Tissue specimens from 42 colon cancer patients were obtained with written consent. All patients were earlier untreated, did not have a history of familial colon cancer, and underwent surgical resection at the Robert-Rössle Cancer Hospital, Berlin. None of them had metastases at the time point of surgery, but 20 developed distant metastases metachronously. Tumor specimens (all adenocarcinomas) were snap frozen in liquid nitrogen and blinded for analysis. Tumor cell populations were microdissected from serial cryosections, total RNA was isolated, and used for quantitative real-time RT–PCR as described earlier (Stein et al., 2002). Primers and probes used to amplify ASAP1 were as follows:

forward 5′-tgactagcaaaacgcagaacc-3′, reverse 5′-acacacattatatccccctcc-3′, FITC 5′-cagtgtgtatatagctgctgttacagagta-3′; LCRed640 5′-gaaactcatggaagggccacctc-3′. Statistical significance of Kaplan–Meier curves was evaluated with the log-rank test.

Adhesion assays

Cells were seeded in serum-free medium onto substrate-coated 24-well plates (2 × 105/well) and incubated for 1 h at 37 °C. After washing, bound cells were fixed with 70% ethanol, stained with 0.1% crystal violet, then destained with 10% acetic acid. The optical density of the solution at 595 nm was determined.

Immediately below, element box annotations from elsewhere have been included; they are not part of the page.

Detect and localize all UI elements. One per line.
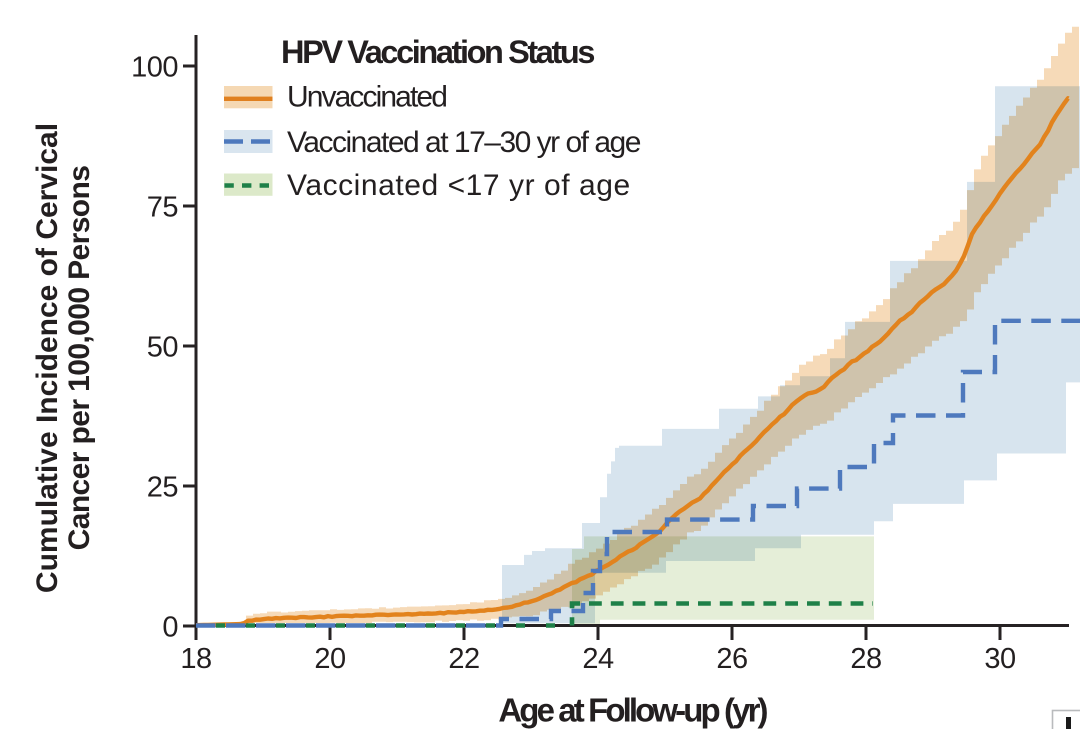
svg-text:Age at Follow-up (yr): Age at Follow-up (yr) xyxy=(498,692,767,729)
svg-text:Vaccinated <17 yr of age: Vaccinated <17 yr of age xyxy=(287,169,631,202)
svg-text:0: 0 xyxy=(162,612,178,644)
svg-text:28: 28 xyxy=(850,643,881,675)
svg-text:Vaccinated at 17–30 yr of age: Vaccinated at 17–30 yr of age xyxy=(287,126,641,159)
svg-text:25: 25 xyxy=(147,472,178,504)
svg-text:50: 50 xyxy=(147,332,178,364)
svg-text:26: 26 xyxy=(716,643,747,675)
svg-text:22: 22 xyxy=(448,643,479,675)
svg-text:Cancer per 100,000 Persons: Cancer per 100,000 Persons xyxy=(63,166,96,551)
svg-text:75: 75 xyxy=(147,192,178,224)
svg-text:18: 18 xyxy=(180,643,211,675)
svg-text:Unvaccinated: Unvaccinated xyxy=(287,81,446,114)
svg-text:Cumulative Incidence of Cervic: Cumulative Incidence of Cervical xyxy=(31,123,64,593)
svg-text:HPV Vaccination Status: HPV Vaccination Status xyxy=(281,34,594,70)
svg-text:24: 24 xyxy=(582,643,614,675)
svg-text:100: 100 xyxy=(131,52,178,84)
svg-text:20: 20 xyxy=(314,643,345,675)
svg-text:30: 30 xyxy=(984,643,1015,675)
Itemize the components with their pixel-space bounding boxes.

Monolayer wounding (scratch) assay

Cells were plated on single-well chamber slides (Corning, Amsterdam, The Netherlands). On confluence, the monolayer was wounded with the edge of a plastic cell scraper (Renner, Darmstadt, Germany). Photographs of the wound were taken using a Zeiss Axiovert 25 microscope immediately after wounding and 24 h later, and reduction of the wounded area was calculated.

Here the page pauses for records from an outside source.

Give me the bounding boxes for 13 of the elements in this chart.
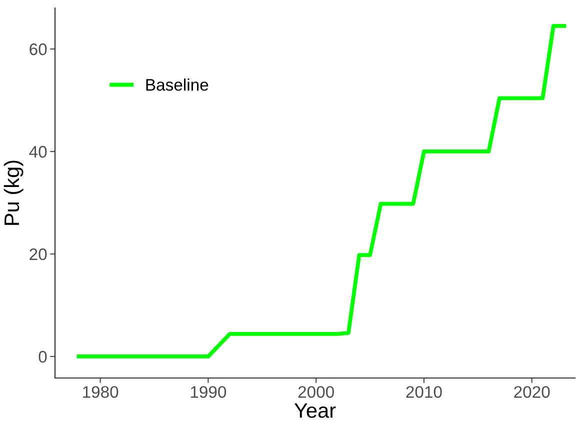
y-tick-label: 0: [38, 350, 47, 363]
x-tick-label: 1980: [83, 386, 118, 398]
x-tick-label: 2020: [514, 386, 550, 398]
legend-label: Baseline: [146, 78, 208, 91]
x-tick-label: 2010: [406, 386, 442, 398]
x-tick-label: 2000: [298, 386, 334, 398]
y-tick-label: 20: [30, 248, 47, 260]
x-tick-label: 1990: [190, 386, 226, 398]
x-axis-title: Year: [294, 403, 336, 418]
y-tick-label: 60: [30, 43, 47, 56]
y-axis-title: Pu (kg): [4, 160, 24, 225]
y-tick-label: 40: [29, 146, 47, 158]
line-series: [76, 24, 566, 358]
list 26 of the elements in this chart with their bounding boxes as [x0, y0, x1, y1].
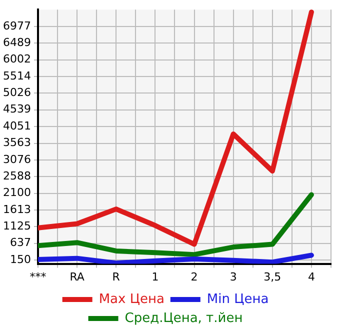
- x-tick-label: 3,5: [264, 270, 282, 284]
- y-tick-label: 637: [10, 236, 31, 250]
- y-tick-label: 4539: [2, 102, 31, 116]
- y-tick-label: 5026: [2, 86, 31, 100]
- y-tick-label: 2588: [2, 169, 31, 182]
- x-tick-label: ***: [30, 270, 47, 284]
- x-tick-label: RA: [70, 270, 85, 284]
- y-tick-label: 2100: [2, 186, 31, 200]
- x-tick-label: 2: [190, 270, 198, 284]
- x-tick-label: R: [112, 270, 120, 284]
- y-tick-label: 6977: [2, 19, 31, 32]
- legend-label: Min Цена: [206, 292, 269, 307]
- legend-label: Max Цена: [98, 292, 164, 307]
- x-tick-label: 4: [308, 270, 315, 284]
- y-tick-label: 1613: [2, 202, 31, 216]
- y-tick-label: 3563: [2, 136, 31, 150]
- y-tick-label: 6002: [2, 52, 31, 66]
- y-tick-label: 4051: [2, 119, 31, 132]
- y-tick-label: 6489: [2, 36, 31, 50]
- legend-label: Сред.Цена, т.йен: [124, 310, 243, 326]
- x-tick-label: 1: [152, 270, 159, 284]
- y-tick-label: 1125: [2, 220, 31, 233]
- x-tick-label: 3: [230, 270, 237, 284]
- y-tick-label: 5514: [2, 69, 31, 82]
- y-tick-label: 150: [10, 252, 31, 266]
- y-tick-label: 3076: [2, 152, 31, 166]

Motility and invasion assays

Cells were seeded in serum-free medium either on top of 50 μl Matrigel (BD Biosciences, San Jose, CA, USA, 1:3 diluted with serum-free medium) in the upper well of a Boyden chamber or on top of the filter of the Boyden chamber (pore size: 8 μm, Corning). Medium containing 10% calf serum was applied to the lower chamber. The cells were incubated for 6 h at 37 °C, fixed with 70% ethanol, stained with 0.1% crystal violet, then destained with 10% acetic acid. The optical density of the solution at 595 nm was determined.